The new estimate for the value function of the next state and the advantage function.

compute_gae(V, s, ss, r, absorbing, last, gamma, lam)[source]

Function to compute Generalized Advantage Estimation (GAE) and new value function target over a dataset.

“High-Dimensional Continuous Control Using Generalized Advantage Estimation”. Schulman J. et al.. 2016.

Parameters:
  • V (Regressor) – the current value function regressor;

  • s (torch.tensor) – the set of states in which we want to evaluate the advantage;

  • ss (torch.tensor) – the set of next states in which we want to evaluate the advantage;

  • r (torch.tensor) – the reward obtained in each transition from state s to state ss;

  • absorbing (torch.tensor) – an array of boolean flags indicating if the reached state is absorbing;

  • last (torch.tensor) – an array of boolean flags indicating if the reached state is the last of the trajectory;

  • gamma (float) – the discount factor of the considered problem;

  • lam (float) – the value for the lamba coefficient used by GEA algorithm.

Returns:

The new estimate for the value function of the next state and the estimated generalized advantage.

Variance parameters

class VarianceParameter(*args, **kwargs)[source]

Bases: Parameter

Abstract class to implement variance-dependent parameters. A target parameter is expected.
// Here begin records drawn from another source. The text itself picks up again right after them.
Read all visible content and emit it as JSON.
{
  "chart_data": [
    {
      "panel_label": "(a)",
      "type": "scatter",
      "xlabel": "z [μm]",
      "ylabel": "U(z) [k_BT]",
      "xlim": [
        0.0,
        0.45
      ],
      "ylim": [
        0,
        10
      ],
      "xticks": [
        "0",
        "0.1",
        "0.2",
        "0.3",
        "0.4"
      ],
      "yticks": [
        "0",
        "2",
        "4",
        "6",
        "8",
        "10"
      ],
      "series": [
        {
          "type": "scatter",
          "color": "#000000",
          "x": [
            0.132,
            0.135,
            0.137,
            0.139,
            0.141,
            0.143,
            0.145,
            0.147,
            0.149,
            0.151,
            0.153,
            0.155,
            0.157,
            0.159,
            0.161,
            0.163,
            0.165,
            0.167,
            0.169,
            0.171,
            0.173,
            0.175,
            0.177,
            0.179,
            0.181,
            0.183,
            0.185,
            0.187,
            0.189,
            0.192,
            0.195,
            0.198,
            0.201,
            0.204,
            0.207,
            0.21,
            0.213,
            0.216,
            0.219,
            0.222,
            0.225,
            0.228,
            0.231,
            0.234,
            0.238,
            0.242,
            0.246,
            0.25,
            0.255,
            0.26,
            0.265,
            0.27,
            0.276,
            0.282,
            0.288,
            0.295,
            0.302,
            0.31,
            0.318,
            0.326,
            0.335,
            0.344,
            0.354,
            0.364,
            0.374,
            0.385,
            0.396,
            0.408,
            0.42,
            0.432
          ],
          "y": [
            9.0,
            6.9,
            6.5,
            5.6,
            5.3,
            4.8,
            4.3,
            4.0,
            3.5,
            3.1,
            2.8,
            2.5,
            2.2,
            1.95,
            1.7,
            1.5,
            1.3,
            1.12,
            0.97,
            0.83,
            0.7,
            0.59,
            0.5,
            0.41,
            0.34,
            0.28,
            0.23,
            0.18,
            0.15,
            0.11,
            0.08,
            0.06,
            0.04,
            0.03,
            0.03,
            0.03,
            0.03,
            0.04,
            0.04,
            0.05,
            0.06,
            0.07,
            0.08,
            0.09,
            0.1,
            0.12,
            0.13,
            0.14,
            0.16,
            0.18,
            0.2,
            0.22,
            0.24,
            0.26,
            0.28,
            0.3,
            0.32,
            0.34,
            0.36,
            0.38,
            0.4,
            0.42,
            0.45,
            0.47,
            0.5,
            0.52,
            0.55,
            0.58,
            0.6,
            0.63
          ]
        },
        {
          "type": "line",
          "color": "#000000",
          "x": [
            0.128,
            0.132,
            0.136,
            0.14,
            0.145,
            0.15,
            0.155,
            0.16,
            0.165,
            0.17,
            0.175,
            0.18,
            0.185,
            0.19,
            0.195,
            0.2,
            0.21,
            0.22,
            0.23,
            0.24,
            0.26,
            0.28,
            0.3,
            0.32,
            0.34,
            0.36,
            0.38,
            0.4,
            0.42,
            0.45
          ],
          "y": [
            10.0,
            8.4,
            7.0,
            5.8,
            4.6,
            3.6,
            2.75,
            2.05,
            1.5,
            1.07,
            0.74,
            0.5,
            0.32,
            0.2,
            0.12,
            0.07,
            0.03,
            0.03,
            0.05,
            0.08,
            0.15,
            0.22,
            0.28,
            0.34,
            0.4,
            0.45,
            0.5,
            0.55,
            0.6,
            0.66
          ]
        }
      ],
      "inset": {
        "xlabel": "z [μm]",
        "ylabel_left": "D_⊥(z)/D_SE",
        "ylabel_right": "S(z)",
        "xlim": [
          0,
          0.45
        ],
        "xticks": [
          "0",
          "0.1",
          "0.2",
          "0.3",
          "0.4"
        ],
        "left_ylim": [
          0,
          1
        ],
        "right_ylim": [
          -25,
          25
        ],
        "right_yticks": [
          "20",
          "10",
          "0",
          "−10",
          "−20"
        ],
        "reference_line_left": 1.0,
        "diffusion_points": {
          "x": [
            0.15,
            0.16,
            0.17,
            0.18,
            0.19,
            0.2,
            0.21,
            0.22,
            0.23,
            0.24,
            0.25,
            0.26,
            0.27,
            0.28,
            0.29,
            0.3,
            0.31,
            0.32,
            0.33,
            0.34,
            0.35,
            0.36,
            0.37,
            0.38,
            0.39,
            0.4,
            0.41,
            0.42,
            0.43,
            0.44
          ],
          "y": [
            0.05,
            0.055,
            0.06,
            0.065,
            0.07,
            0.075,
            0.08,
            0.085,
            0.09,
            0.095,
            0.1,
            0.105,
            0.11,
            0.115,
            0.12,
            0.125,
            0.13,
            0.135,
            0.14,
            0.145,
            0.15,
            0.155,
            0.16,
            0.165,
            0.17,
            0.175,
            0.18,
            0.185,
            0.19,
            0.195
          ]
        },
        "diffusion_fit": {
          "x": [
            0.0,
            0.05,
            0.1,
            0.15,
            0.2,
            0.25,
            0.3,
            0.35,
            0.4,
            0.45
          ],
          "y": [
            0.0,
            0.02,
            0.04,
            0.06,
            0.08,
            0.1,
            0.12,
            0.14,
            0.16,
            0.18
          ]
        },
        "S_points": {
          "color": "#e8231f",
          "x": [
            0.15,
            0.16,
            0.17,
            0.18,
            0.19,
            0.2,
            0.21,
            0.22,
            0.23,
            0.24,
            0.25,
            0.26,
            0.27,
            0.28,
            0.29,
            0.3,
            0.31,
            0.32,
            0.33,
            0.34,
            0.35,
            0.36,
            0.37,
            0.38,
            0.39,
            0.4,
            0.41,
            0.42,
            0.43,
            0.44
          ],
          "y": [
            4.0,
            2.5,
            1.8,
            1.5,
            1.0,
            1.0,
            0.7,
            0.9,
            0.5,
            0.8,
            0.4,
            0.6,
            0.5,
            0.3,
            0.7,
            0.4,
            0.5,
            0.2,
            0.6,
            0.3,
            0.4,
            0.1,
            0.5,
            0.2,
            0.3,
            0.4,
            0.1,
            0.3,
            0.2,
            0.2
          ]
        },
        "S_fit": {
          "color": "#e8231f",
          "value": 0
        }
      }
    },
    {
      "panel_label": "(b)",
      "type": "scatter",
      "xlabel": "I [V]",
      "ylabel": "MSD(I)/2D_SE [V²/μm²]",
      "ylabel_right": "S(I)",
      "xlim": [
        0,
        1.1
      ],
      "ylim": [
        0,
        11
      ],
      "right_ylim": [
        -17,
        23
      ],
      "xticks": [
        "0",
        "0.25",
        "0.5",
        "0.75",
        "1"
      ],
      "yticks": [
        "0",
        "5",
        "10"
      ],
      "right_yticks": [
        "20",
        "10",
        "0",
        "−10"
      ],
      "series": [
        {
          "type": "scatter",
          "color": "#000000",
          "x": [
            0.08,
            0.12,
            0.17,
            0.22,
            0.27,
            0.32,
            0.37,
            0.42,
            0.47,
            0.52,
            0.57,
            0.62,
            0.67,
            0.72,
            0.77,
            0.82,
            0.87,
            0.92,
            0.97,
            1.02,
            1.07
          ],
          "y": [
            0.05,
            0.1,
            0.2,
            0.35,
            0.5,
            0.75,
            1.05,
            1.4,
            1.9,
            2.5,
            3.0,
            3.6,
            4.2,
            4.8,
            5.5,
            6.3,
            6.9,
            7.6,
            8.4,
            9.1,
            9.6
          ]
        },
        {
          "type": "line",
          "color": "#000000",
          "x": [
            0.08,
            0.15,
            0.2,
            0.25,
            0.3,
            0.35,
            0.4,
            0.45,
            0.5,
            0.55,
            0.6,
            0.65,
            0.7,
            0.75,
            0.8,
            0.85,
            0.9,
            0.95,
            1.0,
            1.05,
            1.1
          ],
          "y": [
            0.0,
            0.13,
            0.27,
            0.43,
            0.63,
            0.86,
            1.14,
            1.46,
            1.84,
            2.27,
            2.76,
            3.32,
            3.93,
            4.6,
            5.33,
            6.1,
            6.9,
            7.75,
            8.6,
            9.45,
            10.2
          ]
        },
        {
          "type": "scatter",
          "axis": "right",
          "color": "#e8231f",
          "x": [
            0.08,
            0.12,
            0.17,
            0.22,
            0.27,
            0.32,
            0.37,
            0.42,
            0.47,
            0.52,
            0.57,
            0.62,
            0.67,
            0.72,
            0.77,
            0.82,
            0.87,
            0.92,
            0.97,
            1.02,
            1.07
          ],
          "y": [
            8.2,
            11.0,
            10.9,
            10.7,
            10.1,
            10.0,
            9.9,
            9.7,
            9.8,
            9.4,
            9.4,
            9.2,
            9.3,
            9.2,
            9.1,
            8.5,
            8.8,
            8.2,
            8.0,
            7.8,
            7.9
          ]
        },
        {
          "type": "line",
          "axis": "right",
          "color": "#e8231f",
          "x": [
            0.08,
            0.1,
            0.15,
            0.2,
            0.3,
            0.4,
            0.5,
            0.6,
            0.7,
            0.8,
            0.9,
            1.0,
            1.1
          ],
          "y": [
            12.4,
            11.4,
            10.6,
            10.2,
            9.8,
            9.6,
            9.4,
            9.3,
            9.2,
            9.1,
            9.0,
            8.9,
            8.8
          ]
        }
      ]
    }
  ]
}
__init__(value, exponential=False, min_value=None, tol=1.0, size=(1,), log_table=False)[source]

Constructor.

Parameters:

tol (float) – value of the variance of the target variable such that The parameter value is 0.5.
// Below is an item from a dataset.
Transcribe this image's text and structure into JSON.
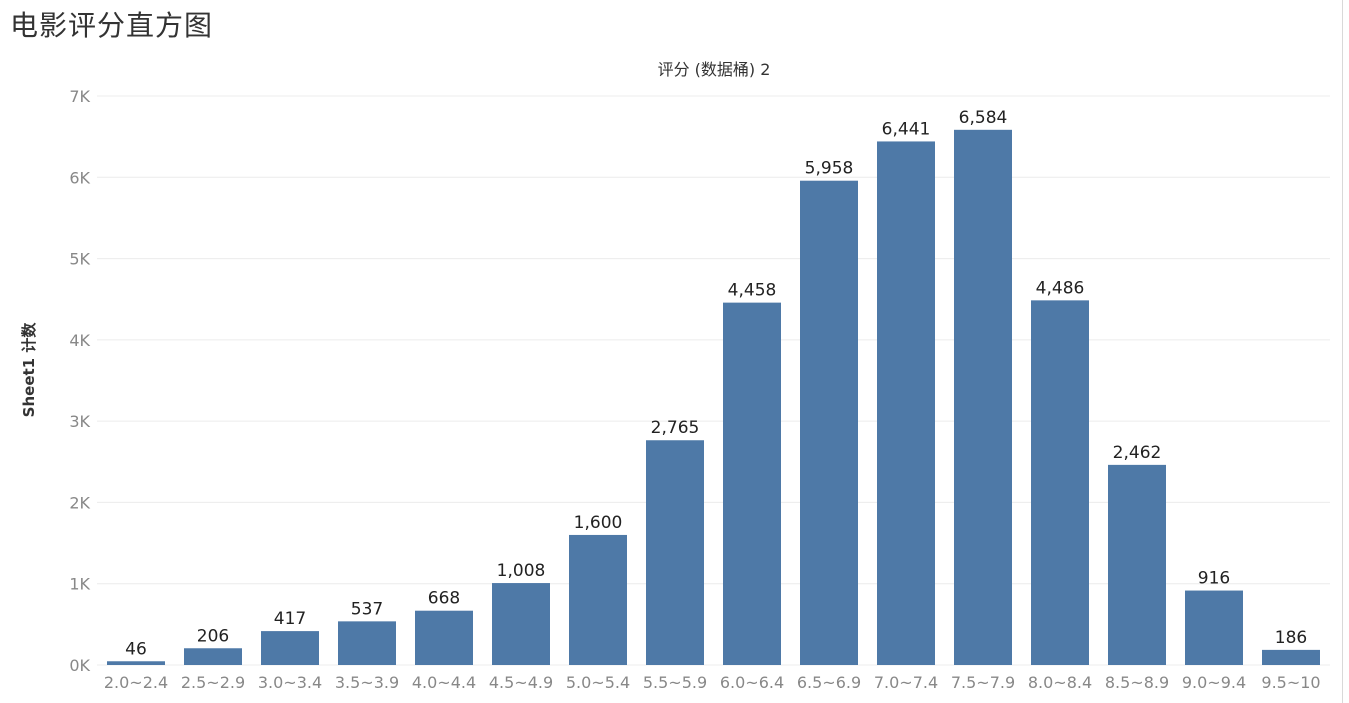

_compute(*idx, **kwargs)[source]
Returns:

The value of the parameter in the provided index.

update(*idx, **kwargs)[source]

Updates the value of the parameter in the provided index.

Parameters:
  • *idx (list) – index of the parameter whose number of visits has to be updated.

  • target (float) – Value of the target variable;

  • factor (float) – Multiplicative factor for the parameter value, useful when the parameter depend on another parameter value.
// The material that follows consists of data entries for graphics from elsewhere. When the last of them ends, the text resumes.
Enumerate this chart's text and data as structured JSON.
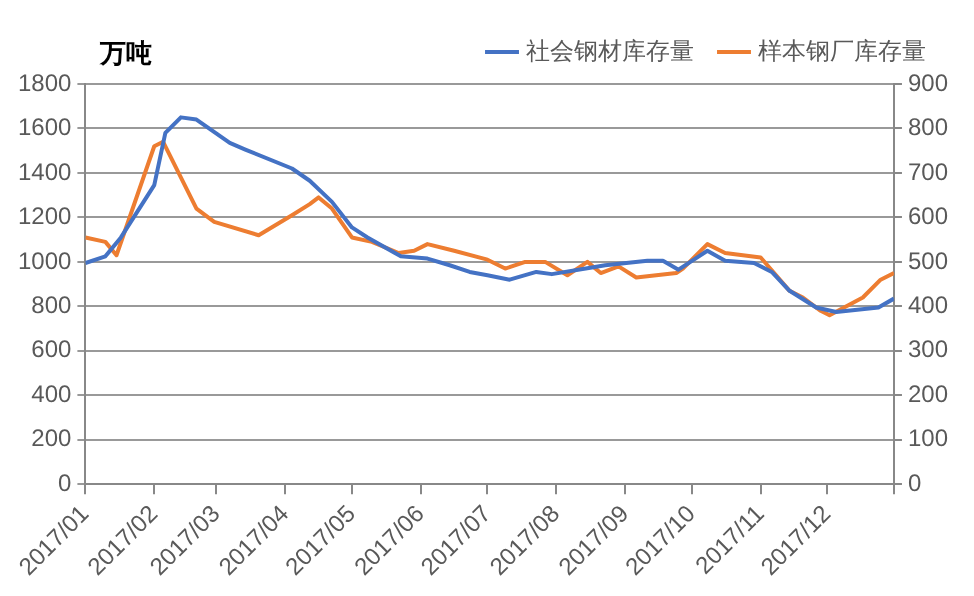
{
  "chart_data": {
    "type": "line",
    "ylabel": "万吨",
    "legend": "top",
    "grid": "y",
    "marker": "none",
    "line_style": "solid",
    "xlim": [
      "2017-01-01",
      "2017-12-31"
    ],
    "xticks": [
      {
        "value": "2017-01-01",
        "label": "2017/01"
      },
      {
        "value": "2017-02-01",
        "label": "2017/02"
      },
      {
        "value": "2017-03-01",
        "label": "2017/03"
      },
      {
        "value": "2017-04-01",
        "label": "2017/04"
      },
      {
        "value": "2017-05-01",
        "label": "2017/05"
      },
      {
        "value": "2017-06-01",
        "label": "2017/06"
      },
      {
        "value": "2017-07-01",
        "label": "2017/07"
      },
      {
        "value": "2017-08-01",
        "label": "2017/08"
      },
      {
        "value": "2017-09-01",
        "label": "2017/09"
      },
      {
        "value": "2017-10-01",
        "label": "2017/10"
      },
      {
        "value": "2017-11-01",
        "label": "2017/11"
      },
      {
        "value": "2017-12-01",
        "label": "2017/12"
      },
      {
        "value": "2017-12-31",
        "label": null
      }
    ],
    "ylim": [
      0,
      1800
    ],
    "yticks": [
      0,
      200,
      400,
      600,
      800,
      1000,
      1200,
      1400,
      1600,
      1800
    ],
    "y2lim": [
      0,
      900
    ],
    "y2ticks": [
      0,
      100,
      200,
      300,
      400,
      500,
      600,
      700,
      800,
      900
    ],
    "series": [
      {
        "name": "社会钢材库存量",
        "color": "#4472c4",
        "axis": "y",
        "x": [
          "2017-01-01",
          "2017-01-10",
          "2017-01-17",
          "2017-02-01",
          "2017-02-06",
          "2017-02-13",
          "2017-02-20",
          "2017-03-07",
          "2017-03-14",
          "2017-04-04",
          "2017-04-12",
          "2017-04-22",
          "2017-05-01",
          "2017-05-08",
          "2017-05-23",
          "2017-06-04",
          "2017-06-14",
          "2017-06-23",
          "2017-07-01",
          "2017-07-11",
          "2017-07-23",
          "2017-07-30",
          "2017-08-17",
          "2017-08-23",
          "2017-09-11",
          "2017-09-18",
          "2017-09-25",
          "2017-10-08",
          "2017-10-16",
          "2017-10-29",
          "2017-11-06",
          "2017-11-14",
          "2017-11-26",
          "2017-12-05",
          "2017-12-24",
          "2017-12-31"
        ],
        "values": [
          995,
          1025,
          1110,
          1345,
          1580,
          1650,
          1640,
          1535,
          1505,
          1420,
          1365,
          1270,
          1155,
          1110,
          1025,
          1015,
          985,
          955,
          940,
          920,
          955,
          945,
          975,
          985,
          1005,
          1005,
          965,
          1050,
          1005,
          995,
          955,
          870,
          795,
          775,
          795,
          835
        ]
      },
      {
        "name": "样本钢厂库存量",
        "color": "#ed7d31",
        "axis": "y2",
        "x": [
          "2017-01-01",
          "2017-01-10",
          "2017-01-15",
          "2017-02-01",
          "2017-02-05",
          "2017-02-20",
          "2017-02-28",
          "2017-03-20",
          "2017-04-04",
          "2017-04-12",
          "2017-04-16",
          "2017-04-22",
          "2017-05-01",
          "2017-05-10",
          "2017-05-22",
          "2017-05-29",
          "2017-06-04",
          "2017-06-16",
          "2017-07-01",
          "2017-07-09",
          "2017-07-18",
          "2017-07-27",
          "2017-08-06",
          "2017-08-15",
          "2017-08-21",
          "2017-08-29",
          "2017-09-06",
          "2017-09-24",
          "2017-09-27",
          "2017-10-08",
          "2017-10-16",
          "2017-11-01",
          "2017-11-14",
          "2017-11-20",
          "2017-11-28",
          "2017-12-02",
          "2017-12-17",
          "2017-12-25",
          "2017-12-31"
        ],
        "values": [
          555,
          545,
          515,
          760,
          770,
          620,
          590,
          560,
          605,
          630,
          645,
          620,
          555,
          545,
          520,
          525,
          540,
          525,
          505,
          485,
          500,
          500,
          470,
          500,
          475,
          490,
          465,
          475,
          485,
          540,
          520,
          510,
          435,
          420,
          390,
          380,
          420,
          460,
          475
        ]
      }
    ]
  }
}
class VarianceIncreasingParameter(*args, **kwargs)[source]

Bases: VarianceParameter

Class implementing a parameter that increases with the target variance.

class VarianceDecreasingParameter(*args, **kwargs)[source]

Bases: VarianceParameter

Class implementing a parameter that decreases with the target variance.

class WindowedVarianceParameter(*args, **kwargs)[source]

Bases: Parameter

Abstract class to implement variance-dependent parameters. A target parameter is expected. differently from the “Variance Parameter” class the variance is computed in a window interval.

__init__(value, exponential=False, min_value=None, tol=1.0, window=100, size=(1,), log_table=False)[source]

Constructor.

Parameters:
  • tol (float) – value of the variance of the target variable such that the parameter value is 0.5.

  • window (int)

_compute(*idx, **kwargs)[source]
Returns:

The value of the parameter in the provided index.

update(*idx, **kwargs)[source]

Updates the value of the parameter in the provided index.

Parameters:
  • *idx (list) – index of the parameter whose number of visits has to be updated.

  • target (float) – Value of the target variable;

  • factor (float) – Multiplicative factor for the parameter value, useful when the parameter depend on another parameter value.

class WindowedVarianceIncreasingParameter(*args, **kwargs)[source]

Bases: WindowedVarianceParameter

Class implementing a parameter that decreases with the target variance, where the variance is computed in a fixed length window.